SaaS: What happened to the “prosumer” model?
Hi there, we’re Point Nine Capital a VC firm focused on SaaS and marketplaces.
Written by Clement Vouillon · First published on Point Nine Land on Medium, May 2017
A couple of years ago the “prosumer” model was really hot among SaaS investors. Prosumers ( professional + consumer) are individuals who buy “professional software” either for their use or their activity as freelancers / solopreneurs. Regarding customer segmentation you end up with:
Prosumers: individuals / freelancers / solopreneurs.
Small Businesses: 2–99 employees.
Midsized Businesses: 100–999 employees.
Enterprise: +1000 employees.
The prosumer segment is very attractive due to its market size with tens of millions of potential customers. If you manage to capture only a fraction of them paying 5$ — 10$ per month you can build a significant business. Another advantage of this model is the “land and expand” strategy a.k.a employees bring their own software within their company which is “forced” to buy a pro version after a while.

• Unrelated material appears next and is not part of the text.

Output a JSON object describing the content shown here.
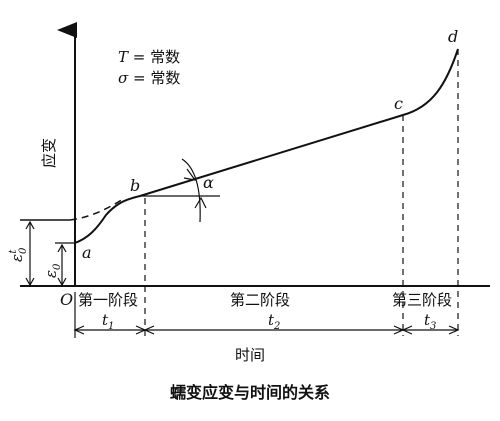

If on paper this model looks very attractive the challenges which come with it quickly became obvious.
Scaling prosumer acquisition is insanely hard. The problem with the prosumer segment is that it has a high churn and a low account revenue expansion potential — prosumers cannot pay much more than a few tens of dollars monthly. As a consequence to scale revenue, you need to continuously increase your top of funnel lead generation without increasing your customer acquisition costs which is almost impossible without a viral product.
The land and expand strategy is insanely hard too. It also became increasingly clear that the “landing” part was doable, but the “expanding” part was a real challenge for pure prosumer products. Businesses need specific features, and very often the gap between a product which appeals to prosumers and its “business compatible” version is huge. Trying to bridge this gap killed many startups.
Many founders and VCs learned these lessons the hard way, and today the pure “prosumer” SaaS model is probably not as attractive as it used to be — in a VC compatible perspective at least.
Are C2C & B2C players taking over the prosumer segment?
However the trend I noticed the past couple of years is that the prosumer segment is increasingly served not by pure SaaS players but by B2C / C2C players who are offering extra “prosumer” features to their consumer base:
Sharing economy products: several “sharing economy” products started as pure C2C listings to evolve into real software that enables users to manage their inventory like professionals. For example, as an AirBnB host, you have access to plenty of features that let you manage your guests as if you were using a B2B customer support tool.
Content production & consumption: content production on the internet is exploding whether it’s podcast, videos, music, etc. More and more platforms and social networks provide to “prosumers” tools to create and distribute their content. Ex: Facebook Audience Insights & Pages, Messenger bots, Twitter Analytics, Adobe creative cloud, Spotify for artists.
eCommerce: an increasing number of B2C eCommerce platforms (Amazon, Etsy…) build features for prosumers, mainly with a “marketplace” approach.
Trading: Robinhood is a free stock trading app that looks like a B2B app (they also have an “as a service” business model for power users).
…
All the companies cited above are “consumer” companies first (whether B2C or C2C or social).
Implications
The pure “prosumer” play, as described in the intro, is almost impossible to scale without a highly viral product…
… and some B2C / C2C / social platforms are better positioned for that once they have reached critical mass.
This is why we should expect these companies to increasingly offer “prosumer” features as a complement to their core offer.
In many cases, it makes more sense to expand from C2C / B2C to prosumers rather than from prosumers to B2B.